Pretty compelling, right?
Well, not if you ask other neuroscientists.
The Counterattack: What the Evidence Actually Shows
Bill Newsome, a Stanford neuroscientist who's studied the brain for 40 years, respectfully but firmly pushes back. The split-brain patients, he says, definitely do have split minds in important ways—Egnor's just not looking closely enough.
Here's a concrete example: Flash an image to someone's left eye only (which the right brain hemisphere processes). That patient's right hemisphere sees it and might reach over and press a button. But when you ask why they pressed it, they can't say. Why? Because the right hemisphere doesn't have language capabilities. So the patient's left hemisphere—the verbal part—invents a plausible explanation based on whatever the left eye saw.
That's not one unified mind operating. That's two brains with different information, processing things separately, and then creating the illusion of unity through storytelling.
Plus, Newsome points out that the corpus callosum isn't even the only connection between brain hemispheres. There are other pathways, like the anterior commissure, still sending signals back and forth. It's more complicated than a simple on-off switch.
The Bigger Picture: What Science Can and Cannot Answer
Here's what I think is the real issue buried in all this: Egnor and the mainstream neuroscientific community are operating from different assumptions about what science can prove.
Egnor seems to believe that if brain science can't completely explain something—like how we maintain a sense of self despite brain surgery—then that gap proves a non-physical soul exists. It's an old argument: We don't fully understand X, therefore God.
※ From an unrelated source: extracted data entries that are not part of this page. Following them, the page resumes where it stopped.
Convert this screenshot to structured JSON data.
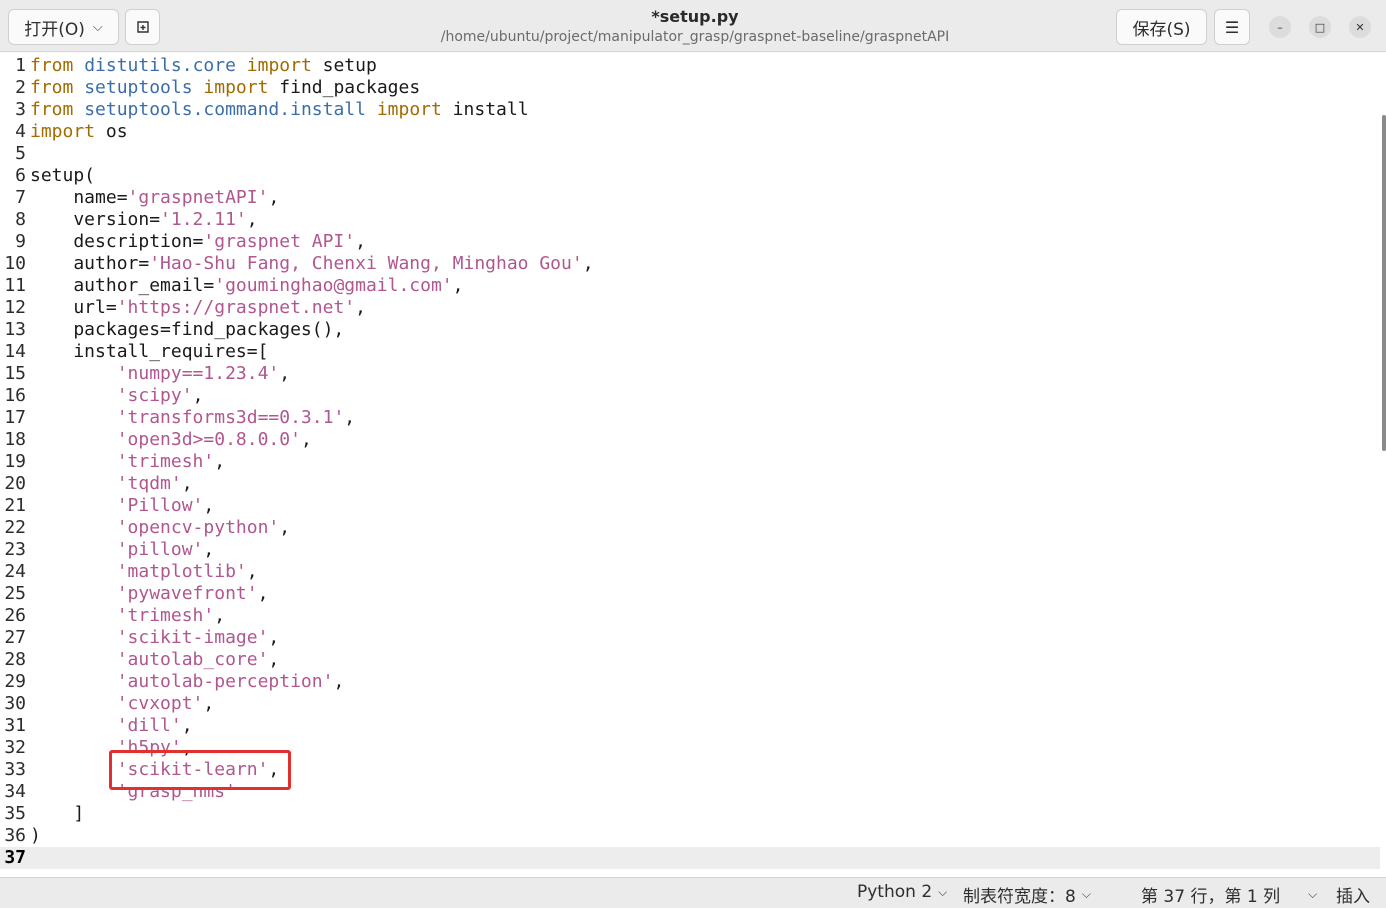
{
  "header": {
    "open_label": "打开(O)",
    "title": "*setup.py",
    "path": "/home/ubuntu/project/manipulator_grasp/graspnet-baseline/graspnetAPI",
    "save_label": "保存(S)"
  },
  "editor": {
    "current_line": 37,
    "lines": [
      {
        "n": "1",
        "tokens": [
          [
            "kw",
            "from"
          ],
          [
            "p",
            " "
          ],
          [
            "mod",
            "distutils.core"
          ],
          [
            "p",
            " "
          ],
          [
            "kw",
            "import"
          ],
          [
            "p",
            " setup"
          ]
        ]
      },
      {
        "n": "2",
        "tokens": [
          [
            "kw",
            "from"
          ],
          [
            "p",
            " "
          ],
          [
            "mod",
            "setuptools"
          ],
          [
            "p",
            " "
          ],
          [
            "kw",
            "import"
          ],
          [
            "p",
            " find_packages"
          ]
        ]
      },
      {
        "n": "3",
        "tokens": [
          [
            "kw",
            "from"
          ],
          [
            "p",
            " "
          ],
          [
            "mod",
            "setuptools.command.install"
          ],
          [
            "p",
            " "
          ],
          [
            "kw",
            "import"
          ],
          [
            "p",
            " install"
          ]
        ]
      },
      {
        "n": "4",
        "tokens": [
          [
            "kw",
            "import"
          ],
          [
            "p",
            " os"
          ]
        ]
      },
      {
        "n": "5",
        "tokens": []
      },
      {
        "n": "6",
        "tokens": [
          [
            "p",
            "setup("
          ]
        ]
      },
      {
        "n": "7",
        "tokens": [
          [
            "p",
            "    name="
          ],
          [
            "str",
            "'graspnetAPI'"
          ],
          [
            "p",
            ","
          ]
        ]
      },
      {
        "n": "8",
        "tokens": [
          [
            "p",
            "    version="
          ],
          [
            "str",
            "'1.2.11'"
          ],
          [
            "p",
            ","
          ]
        ]
      },
      {
        "n": "9",
        "tokens": [
          [
            "p",
            "    description="
          ],
          [
            "str",
            "'graspnet API'"
          ],
          [
            "p",
            ","
          ]
        ]
      },
      {
        "n": "10",
        "tokens": [
          [
            "p",
            "    author="
          ],
          [
            "str",
            "'Hao-Shu Fang, Chenxi Wang, Minghao Gou'"
          ],
          [
            "p",
            ","
          ]
        ]
      },
      {
        "n": "11",
        "tokens": [
          [
            "p",
            "    author_email="
          ],
          [
            "str",
            "'gouminghao@gmail.com'"
          ],
          [
            "p",
            ","
          ]
        ]
      },
      {
        "n": "12",
        "tokens": [
          [
            "p",
            "    url="
          ],
          [
            "str",
            "'https://graspnet.net'"
          ],
          [
            "p",
            ","
          ]
        ]
      },
      {
        "n": "13",
        "tokens": [
          [
            "p",
            "    packages=find_packages(),"
          ]
        ]
      },
      {
        "n": "14",
        "tokens": [
          [
            "p",
            "    install_requires=["
          ]
        ]
      },
      {
        "n": "15",
        "tokens": [
          [
            "p",
            "        "
          ],
          [
            "str",
            "'numpy==1.23.4'"
          ],
          [
            "p",
            ","
          ]
        ]
      },
      {
        "n": "16",
        "tokens": [
          [
            "p",
            "        "
          ],
          [
            "str",
            "'scipy'"
          ],
          [
            "p",
            ","
          ]
        ]
      },
      {
        "n": "17",
        "tokens": [
          [
            "p",
            "        "
          ],
          [
            "str",
            "'transforms3d==0.3.1'"
          ],
          [
            "p",
            ","
          ]
        ]
      },
      {
        "n": "18",
        "tokens": [
          [
            "p",
            "        "
          ],
          [
            "str",
            "'open3d>=0.8.0.0'"
          ],
          [
            "p",
            ","
          ]
        ]
      },
      {
        "n": "19",
        "tokens": [
          [
            "p",
            "        "
          ],
          [
            "str",
            "'trimesh'"
          ],
          [
            "p",
            ","
          ]
        ]
      },
      {
        "n": "20",
        "tokens": [
          [
            "p",
            "        "
          ],
          [
            "str",
            "'tqdm'"
          ],
          [
            "p",
            ","
          ]
        ]
      },
      {
        "n": "21",
        "tokens": [
          [
            "p",
            "        "
          ],
          [
            "str",
            "'Pillow'"
          ],
          [
            "p",
            ","
          ]
        ]
      },
      {
        "n": "22",
        "tokens": [
          [
            "p",
            "        "
          ],
          [
            "str",
            "'opencv-python'"
          ],
          [
            "p",
            ","
          ]
        ]
      },
      {
        "n": "23",
        "tokens": [
          [
            "p",
            "        "
          ],
          [
            "str",
            "'pillow'"
          ],
          [
            "p",
            ","
          ]
        ]
      },
      {
        "n": "24",
        "tokens": [
          [
            "p",
            "        "
          ],
          [
            "str",
            "'matplotlib'"
          ],
          [
            "p",
            ","
          ]
        ]
      },
      {
        "n": "25",
        "tokens": [
          [
            "p",
            "        "
          ],
          [
            "str",
            "'pywavefront'"
          ],
          [
            "p",
            ","
          ]
        ]
      },
      {
        "n": "26",
        "tokens": [
          [
            "p",
            "        "
          ],
          [
            "str",
            "'trimesh'"
          ],
          [
            "p",
            ","
          ]
        ]
      },
      {
        "n": "27",
        "tokens": [
          [
            "p",
            "        "
          ],
          [
            "str",
            "'scikit-image'"
          ],
          [
            "p",
            ","
          ]
        ]
      },
      {
        "n": "28",
        "tokens": [
          [
            "p",
            "        "
          ],
          [
            "str",
            "'autolab_core'"
          ],
          [
            "p",
            ","
          ]
        ]
      },
      {
        "n": "29",
        "tokens": [
          [
            "p",
            "        "
          ],
          [
            "str",
            "'autolab-perception'"
          ],
          [
            "p",
            ","
          ]
        ]
      },
      {
        "n": "30",
        "tokens": [
          [
            "p",
            "        "
          ],
          [
            "str",
            "'cvxopt'"
          ],
          [
            "p",
            ","
          ]
        ]
      },
      {
        "n": "31",
        "tokens": [
          [
            "p",
            "        "
          ],
          [
            "str",
            "'dill'"
          ],
          [
            "p",
            ","
          ]
        ]
      },
      {
        "n": "32",
        "tokens": [
          [
            "p",
            "        "
          ],
          [
            "str",
            "'h5py'"
          ],
          [
            "p",
            ","
          ]
        ]
      },
      {
        "n": "33",
        "tokens": [
          [
            "p",
            "        "
          ],
          [
            "str",
            "'scikit-learn'"
          ],
          [
            "p",
            ","
          ]
        ]
      },
      {
        "n": "34",
        "tokens": [
          [
            "p",
            "        "
          ],
          [
            "str",
            "'grasp_nms'"
          ]
        ]
      },
      {
        "n": "35",
        "tokens": [
          [
            "p",
            "    ]"
          ]
        ]
      },
      {
        "n": "36",
        "tokens": [
          [
            "p",
            ")"
          ]
        ]
      },
      {
        "n": "37",
        "tokens": []
      }
    ]
  },
  "status": {
    "language": "Python 2",
    "tab_width": "制表符宽度：8",
    "cursor": "第 37 行，第 1 列",
    "mode": "插入"
  },
  "colors": {
    "keyword": "#a26b00",
    "module": "#3b6ea8",
    "string": "#b0578f",
    "highlight_box": "#e22f2f"
  }
}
But most scientists work differently. They say: "Let's stick to what we can measure and test. Immaterial souls don't fit within those constraints, so let's focus on what we can investigate." That's not denial. That's just staying within the boundaries of the scientific method.
And here's the uncomfortable truth both sides should probably acknowledge: Some profound questions might exist at the edge of what science can answer. Consciousness is genuinely mysterious. We don't fully understand qualia (the subjective feeling of experiencing something). We can't directly measure what it's like to be you.
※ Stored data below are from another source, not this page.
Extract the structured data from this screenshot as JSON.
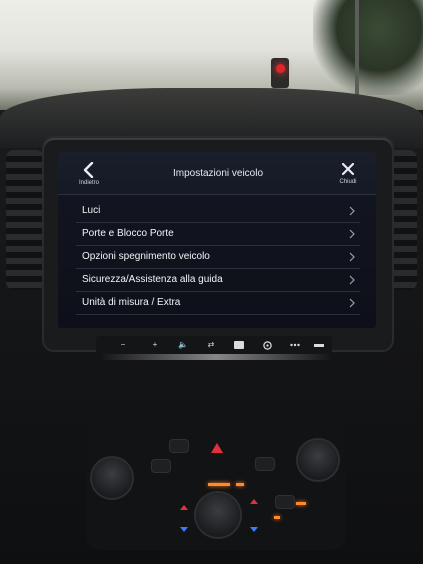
{
  "header": {
    "back_label": "Indietro",
    "title": "Impostazioni veicolo",
    "close_label": "Chiudi"
  },
  "menu": {
    "items": [
      {
        "label": "Luci"
      },
      {
        "label": "Porte e Blocco Porte"
      },
      {
        "label": "Opzioni spegnimento veicolo"
      },
      {
        "label": "Sicurezza/Assistenza alla guida"
      },
      {
        "label": "Unità di misura / Extra"
      }
    ]
  },
  "controls": {
    "minus": "−",
    "plus": "+",
    "mute": "🔈",
    "tune": "⇄"
  },
  "colors": {
    "screen_bg": "#141722",
    "text": "#f2f4f8",
    "divider": "#2b303d",
    "traffic_red": "#e2232a",
    "climate_amber": "#ff8a2a"
  }
}
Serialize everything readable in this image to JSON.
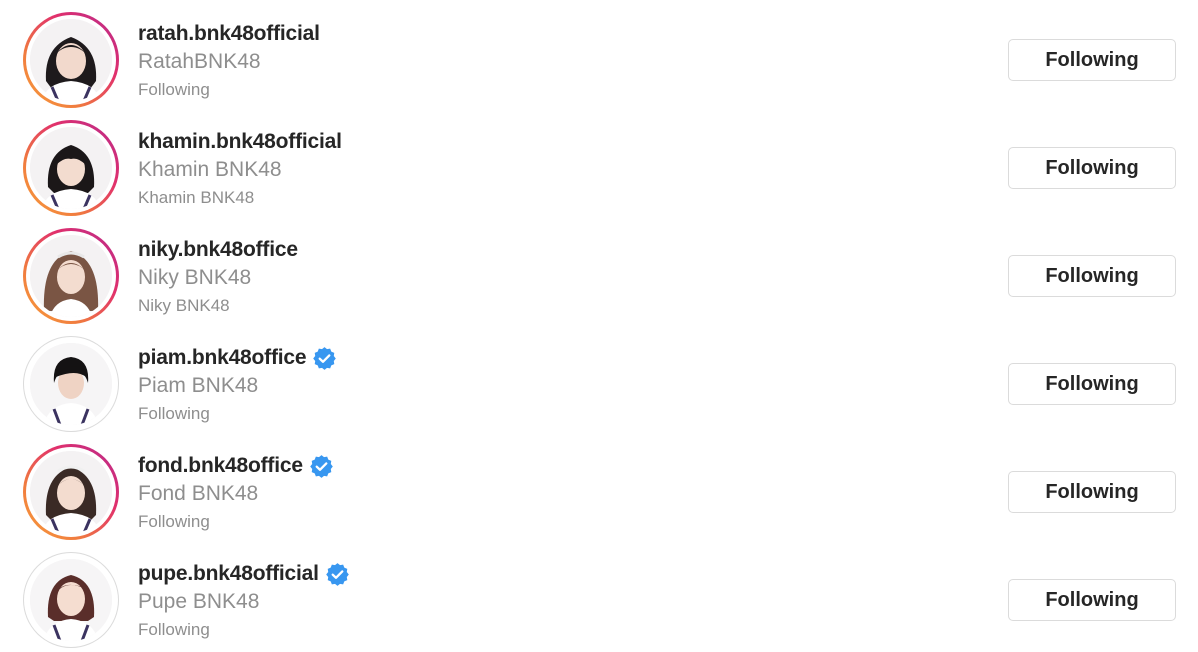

But that doesn't mean we get to fill those gaps with whatever sounds spiritually satisfying. That's where things go sideways.
The Intelligent Design Connection
What's worth noting is that Egnor has also become known for promoting "intelligent design" as an alternative to evolution. This is important context because it shows a pattern: He's someone who fundamentally distrusts materialism and mechanistic explanations, and he's looking for ways to prove that a designing intelligence is at work.
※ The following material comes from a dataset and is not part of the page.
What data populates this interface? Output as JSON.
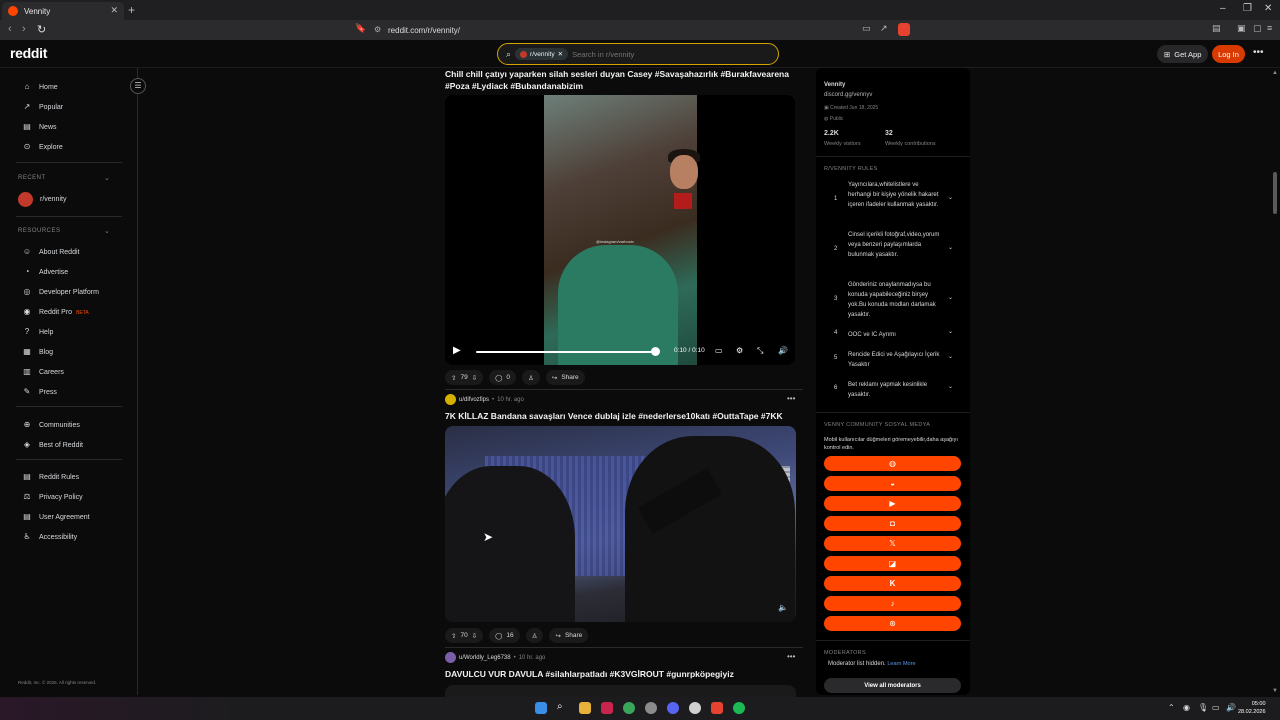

There's nothing wrong with being spiritual or religious. Plenty of thoughtful scientists are both. But there is something to be said for intellectual honesty about whether you're following the evidence or trying to make evidence fit your worldview.
So What's the Real Answer?
Honestly? We don't have one yet.
What we do know is that the brain is extraordinarily complex, and we're still figuring out how physical processes give rise to subjective experience. Egnor's right that this is genuinely mysterious. But most neuroscientists would say that mystery is a reason to keep studying, not a reason to abandon materialism for dualism.
The split-brain research tells us interesting things about how the brain is organized and how flexible consciousness can be. But it doesn't require us to invoke a soul. Better explanations exist, even if they're more complicated.
As for the bigger questions—whether consciousness can exist without a brain, whether there's something "more" to us—those might be permanently beyond what science can address. And that's okay. We don't have to make science answer every deep question we have about existence and meaning.
Sometimes the most honest thing we can say is: "That's a great question, and this is a great tool, but they might not belong together."